WE HAVE TO TALK ABOUT STONEWALL
This issue of ANS represents a turning point to remedy the neglect of sexual and gender minority groups—cultures in their own right. The issue includes 2 articles addressing nursing and health care needs of these groups. In this Guest Editorial, Drs Dorsen and Caceres call for an end of the long-standing neglect of and discrimination against people who identify as LGBTQ+.
The name “Stonewall” may not be familiar to you. Or, perhaps, you know that it is somehow related to the struggle for lesbian, gay, bisexual and transgender (LGBTQ+) equality but are not sure how. If you are like most nurses, you probably don't know why this event, celebrating its 50th anniversary this month, is considered one of the most significant moments in LGBTQ+ history. It is time for that to change. It is time for that to change.

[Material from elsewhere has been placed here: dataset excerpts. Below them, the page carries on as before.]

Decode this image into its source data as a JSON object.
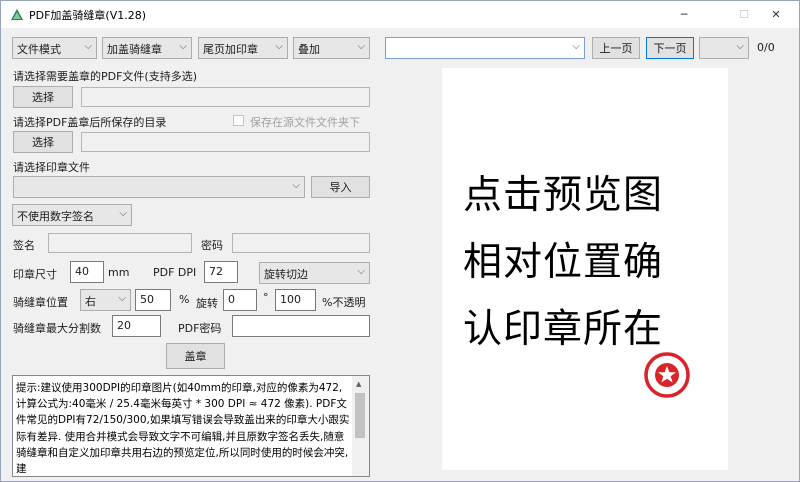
{
  "window": {
    "title": "PDF加盖骑缝章(V1.28)",
    "minimize": "─",
    "maximize": "☐",
    "close": "✕"
  },
  "toolbar": {
    "mode": "文件模式",
    "stamp_type": "加盖骑缝章",
    "last_page": "尾页加印章",
    "overlay": "叠加",
    "file_select": "",
    "prev_page": "上一页",
    "next_page": "下一页",
    "page_select": "",
    "page_count": "0/0"
  },
  "pdf_files": {
    "label": "请选择需要盖章的PDF文件(支持多选)",
    "button": "选择",
    "value": ""
  },
  "output_dir": {
    "label": "请选择PDF盖章后所保存的目录",
    "button": "选择",
    "value": "",
    "checkbox_label": "保存在源文件文件夹下"
  },
  "stamp_file": {
    "label": "请选择印章文件",
    "value": "",
    "import_button": "导入"
  },
  "signature": {
    "mode": "不使用数字签名",
    "sign_label": "签名",
    "sign_value": "",
    "password_label": "密码",
    "password_value": ""
  },
  "stamp_size": {
    "label": "印章尺寸",
    "value": "40",
    "unit": "mm",
    "dpi_label": "PDF DPI",
    "dpi_value": "72",
    "rotate_mode": "旋转切边"
  },
  "seam_position": {
    "label": "骑缝章位置",
    "side": "右",
    "value": "50",
    "percent": "%",
    "rotate_label": "旋转",
    "rotate_value": "0",
    "degree": "°",
    "opacity_value": "100",
    "opacity_label": "%不透明"
  },
  "split": {
    "label": "骑缝章最大分割数",
    "value": "20",
    "pdf_password_label": "PDF密码",
    "pdf_password_value": ""
  },
  "stamp_button": "盖章",
  "notes": "提示:建议使用300DPI的印章图片(如40mm的印章,对应的像素为472,计算公式为:40毫米 / 25.4毫米每英寸 * 300 DPI ≈ 472 像素). PDF文件常见的DPI有72/150/300,如果填写错误会导致盖出来的印章大小跟实际有差异. 使用合并模式会导致文字不可编辑,并且原数字签名丢失,随意骑缝章和自定义加印章共用右边的预览定位,所以同时使用的时候会冲突,建",
  "preview": {
    "line1": "点击预览图",
    "line2": "相对位置确",
    "line3": "认印章所在"
  },
  "colors": {
    "stamp_red": "#d8242a",
    "focus_blue": "#0078d7"
  }
}
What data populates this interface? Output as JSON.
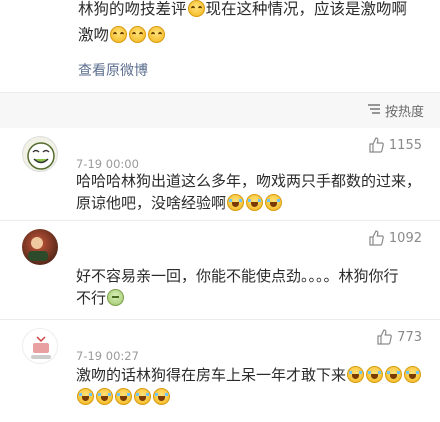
{
  "post": {
    "line1_a": "林狗的吻技差评",
    "line1_b": "现在这种情况，应该是激吻啊",
    "line2": "激吻",
    "view_original": "查看原微博"
  },
  "sort": {
    "label": "按热度",
    "icon": "sort-lines-icon"
  },
  "comments": [
    {
      "time": "7-19 00:00",
      "likes": "1155",
      "text_a": "哈哈哈林狗出道这么多年，吻戏两只手都数的过来，",
      "text_b": "原谅他吧，没啥经验啊",
      "avatar": "cartoon-face-avatar"
    },
    {
      "time": "",
      "likes": "1092",
      "text_a": "好不容易亲一回，你能不能使点劲。。。。林狗你行",
      "text_b": "不行",
      "avatar": "photo-avatar"
    },
    {
      "time": "7-19 00:27",
      "likes": "773",
      "text_a": "激吻的话林狗得在房车上呆一年才敢下来",
      "avatar": "small-figure-avatar"
    }
  ],
  "colors": {
    "link": "#5c6f8f",
    "meta": "#9a9a9a",
    "sort_bg": "#f7f7f7"
  }
}
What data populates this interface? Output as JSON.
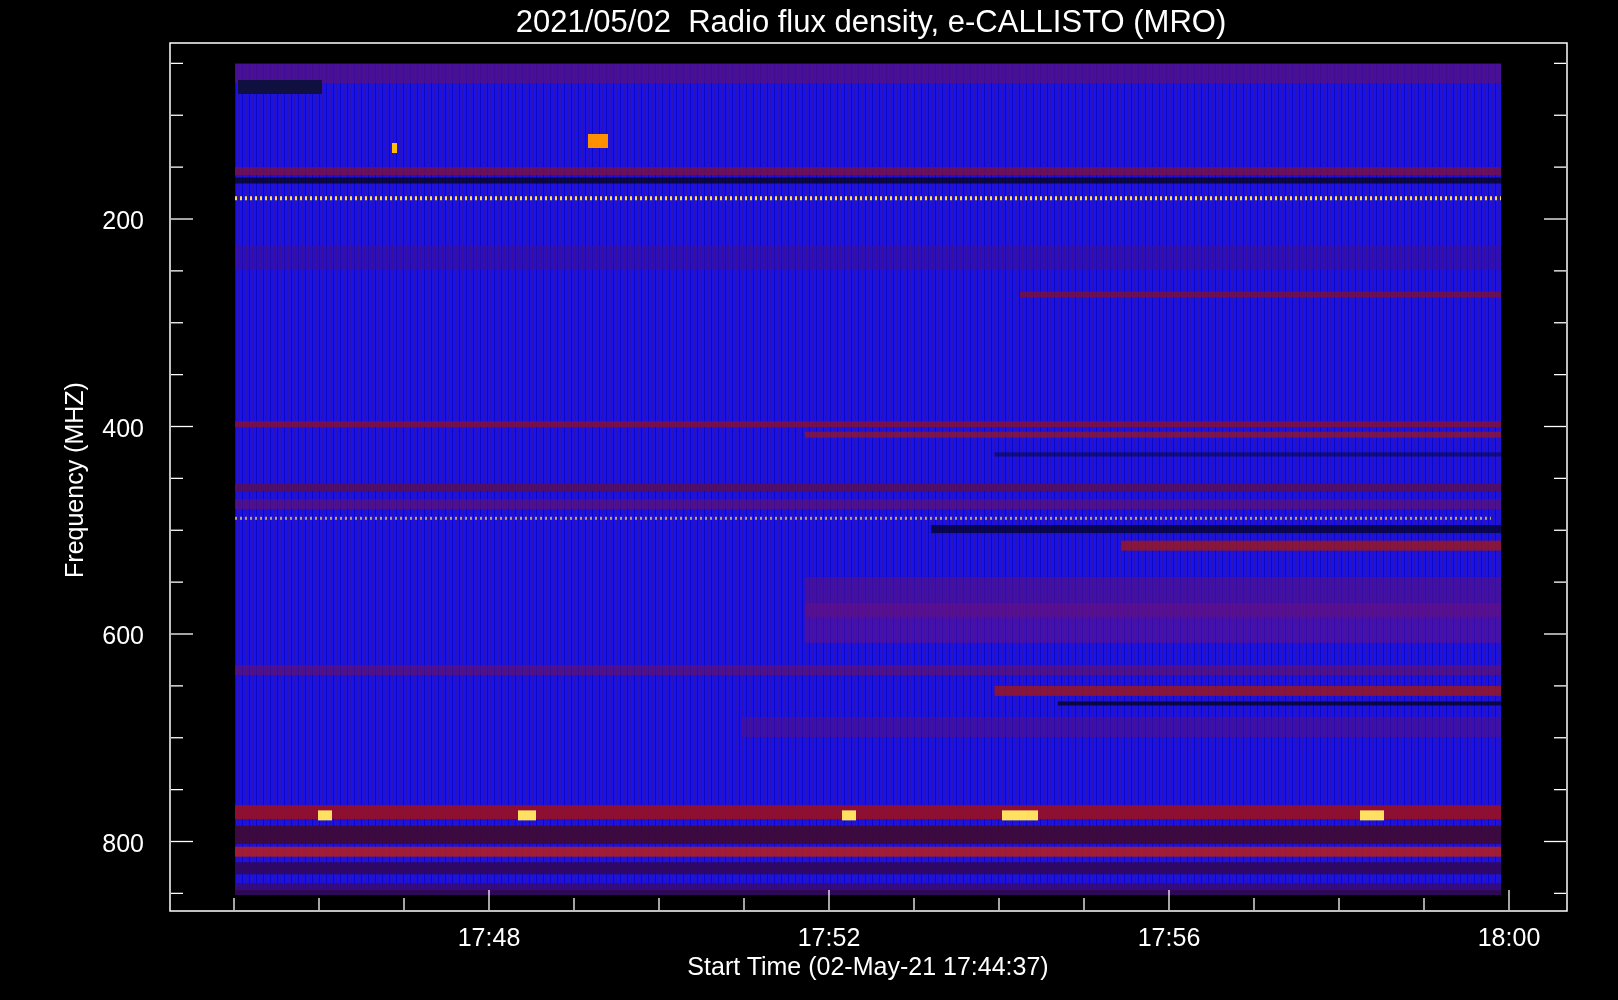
{
  "title": "2021/05/02  Radio flux density, e-CALLISTO (MRO)",
  "y_axis": {
    "label": "Frequency (MHZ)",
    "ticks": [
      "200",
      "400",
      "600",
      "800"
    ]
  },
  "x_axis": {
    "label": "Start Time (02-May-21 17:44:37)",
    "ticks": [
      "17:48",
      "17:52",
      "17:56",
      "18:00"
    ]
  }
}
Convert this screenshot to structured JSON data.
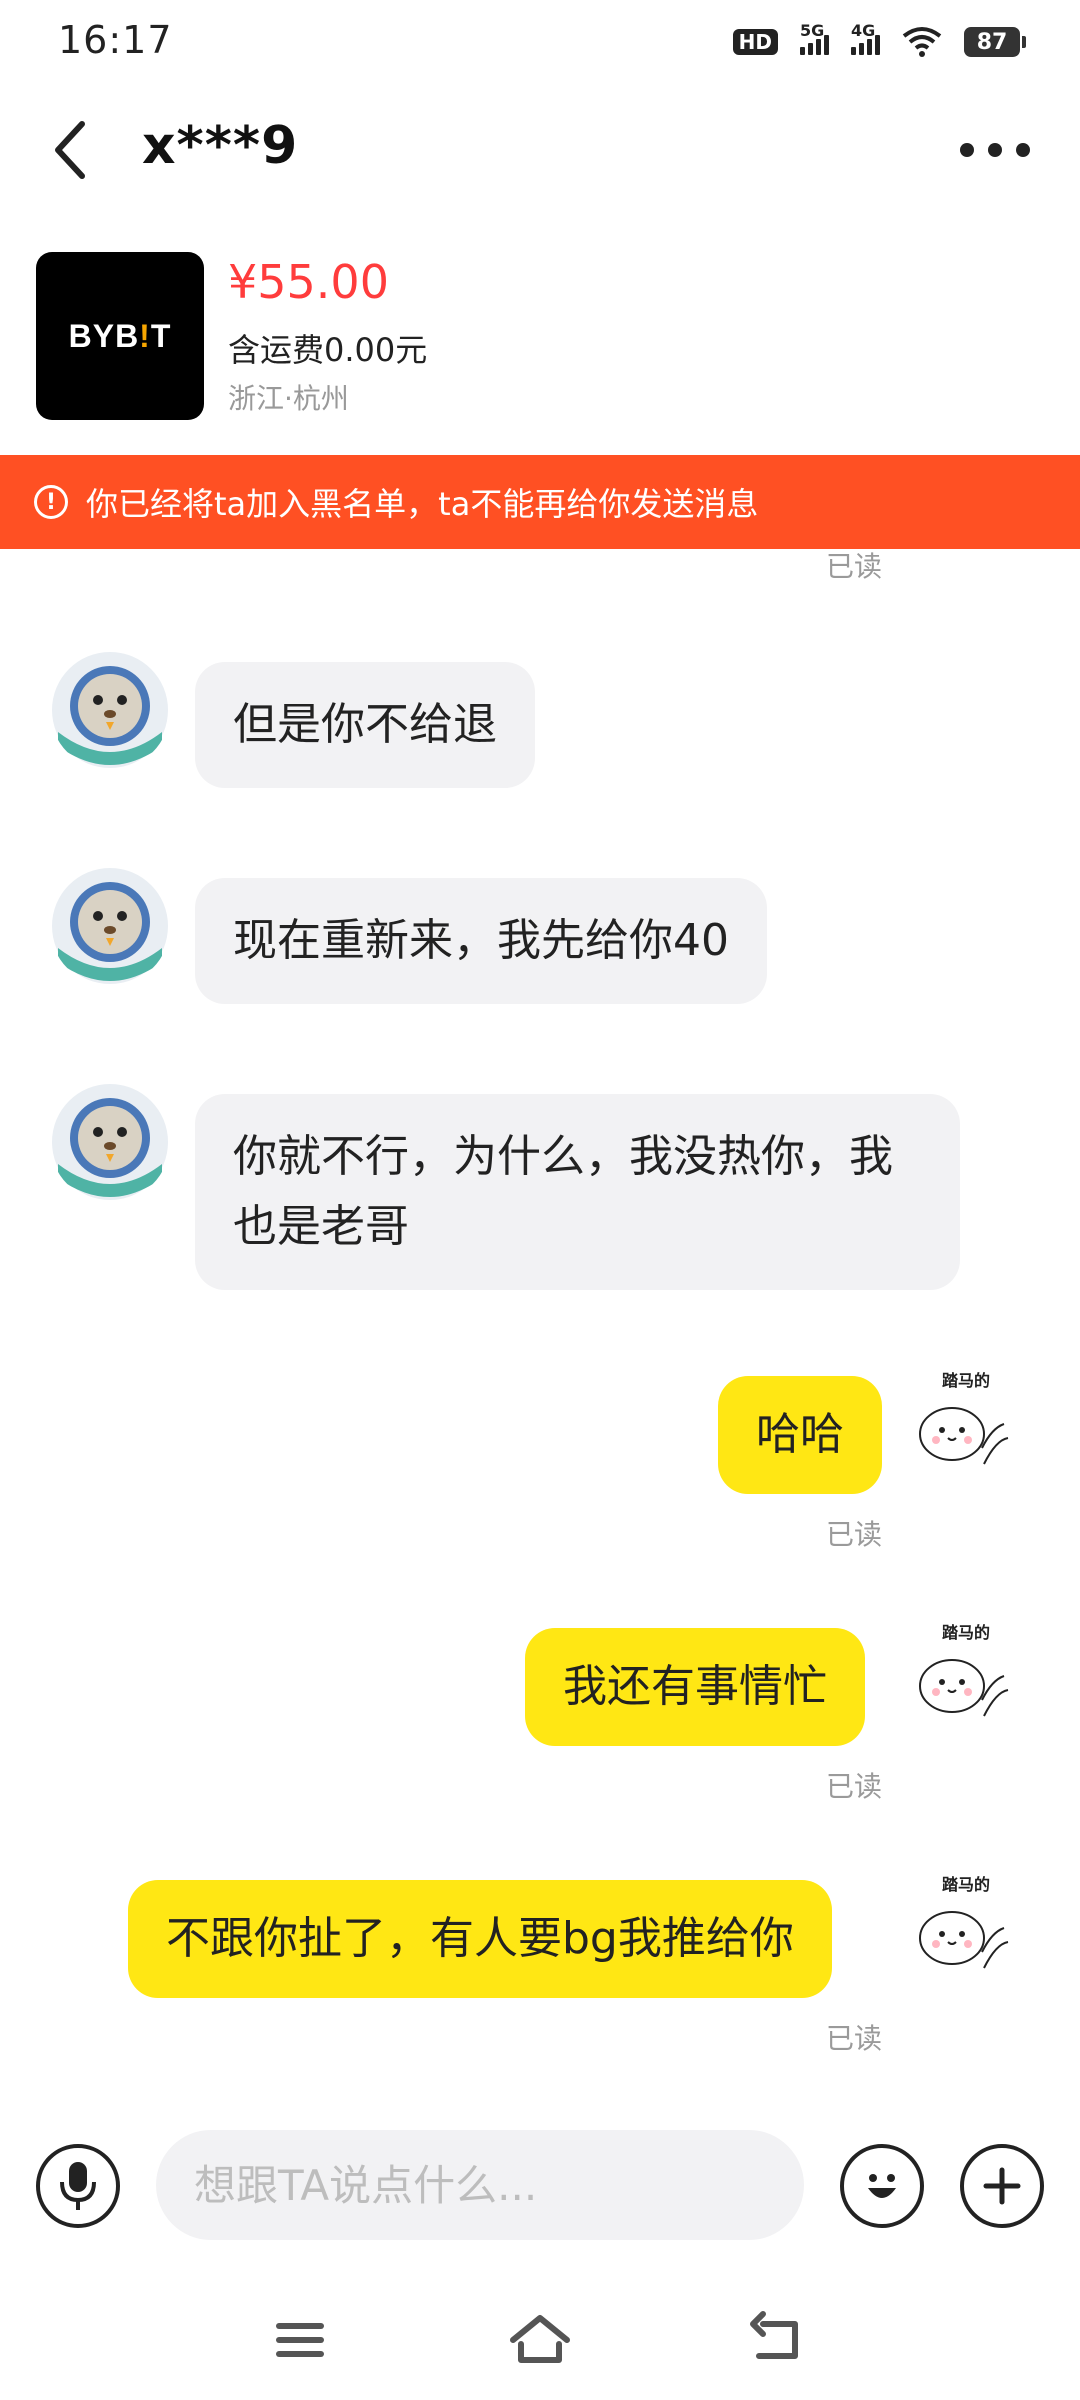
{
  "status": {
    "time": "16:17",
    "hd": "HD",
    "net1": "5G",
    "net2": "4G",
    "battery": "87"
  },
  "header": {
    "contact_name": "x***9"
  },
  "product": {
    "logo_text_a": "BYB",
    "logo_text_b": "!",
    "logo_text_c": "T",
    "price": "¥55.00",
    "shipping": "含运费0.00元",
    "location": "浙江·杭州"
  },
  "notice": {
    "icon": "!",
    "text": "你已经将ta加入黑名单，ta不能再给你发送消息"
  },
  "messages": [
    {
      "side": "read-top",
      "status": "已读"
    },
    {
      "side": "left",
      "text": "但是你不给退"
    },
    {
      "side": "left",
      "text": "现在重新来，我先给你40"
    },
    {
      "side": "left",
      "text": "你就不行，为什么，我没热你，我也是老哥"
    },
    {
      "side": "right",
      "text": "哈哈",
      "status": "已读"
    },
    {
      "side": "right",
      "text": "我还有事情忙",
      "status": "已读"
    },
    {
      "side": "right",
      "text": "不跟你扯了，有人要bg我推给你",
      "status": "已读"
    }
  ],
  "sticker_caption": "踏马的",
  "sticker_side": "006",
  "composer": {
    "placeholder": "想跟TA说点什么..."
  },
  "icons": {
    "back": "chevron-left-icon",
    "more": "more-dots-icon",
    "mic": "microphone-icon",
    "emoji": "emoji-icon",
    "plus": "plus-icon",
    "nav_menu": "menu-icon",
    "nav_home": "home-icon",
    "nav_back": "back-icon"
  }
}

The Stonewall Riots took place in New York City in June 1969 after a routine raid of the Stonewall Inn, a bar in Greenwich Village frequented by gay men, lesbians, bisexuals, drag queens, street youth, and transgender persons. Raids at that time were common practice—it was illegal to be LGBTQ+ or to serve liquor to LGBTQ+ persons. Homosexuality was considered a mental illness and was listed as such in the Diagnostic and Statistical Manual (DSM). The FBI kept track of suspected LGBTQ+ persons, and exposure could lead to harassment, arrest, loss of employment, and loss of family. Known LGBTQ+ gathering spots were frequent targets of law enforcement—police arrested patrons and employees, and newspapers often printed the names of those arrested the following day. But in the early morning hours of June 28, 1969, the LGBTQ+ community at the Stonewall Inn, emboldened by the civil rights struggles of Black Americans, women, and other oppressed groups, fought back against harassment and injustice. Six days of riots followed, and the LGBTQ+ equality movement was born.1
We don't routinely teach the history of civil rights struggles in nursing, but we should. As you will read in this special edition of Advances in Nursing Science, focusing on culture, race, and discrimination, current and historical experiences of stigma and marginalization deeply affect all aspects of health, from access to and utilization of care to risk and risk behaviors to disease patterns and outcomes. This is certainly true for LGBTQ+ populations. Research suggests that the LGBTQ+ community has inequities in mental health, substance use, diabetes, cardiovascular disease, and certain cancers and experience significant social disadvantage, with higher rates of poverty, un- and underemployment, and housing instability than the general population.2 These disparities appear to be consistent across countries and social contexts. Certain subgroups of the LGBTQ+ community, including LGBTQ+ people of color, LGBTQ+ people with disabilities, and LGBTQ+ immigrants and refugees, experience even greater inequities. Perceived and enacted stigma are to blame, including that of nurses who may lack basic knowledge about LGBTQ+ culture and health needs and may harbor implicit or explicit bias.3
To fight injustice, we need to educate ourselves, have hard conversations about our own privilege and power, and consider how our actions and attitudes may contribute to both lessening and perpetuating health inequities. Although the Stonewall Riots occurred 50 years ago, there is still work to be done. It is illegal to be LGBTQ+ in approximately 70 countries; in over a dozen, being LGBTQ+ is a crime punishable by death.4 And even in relatively socially progressive countries, including much of Europe, Canada, and the United States, LGBTQ+ people continue to face significant discrimination in areas such as housing, employment, and health care. We are only beginning to understand how social inequity influence the health of LGBTQ+ populations and their encounters with health care professionals.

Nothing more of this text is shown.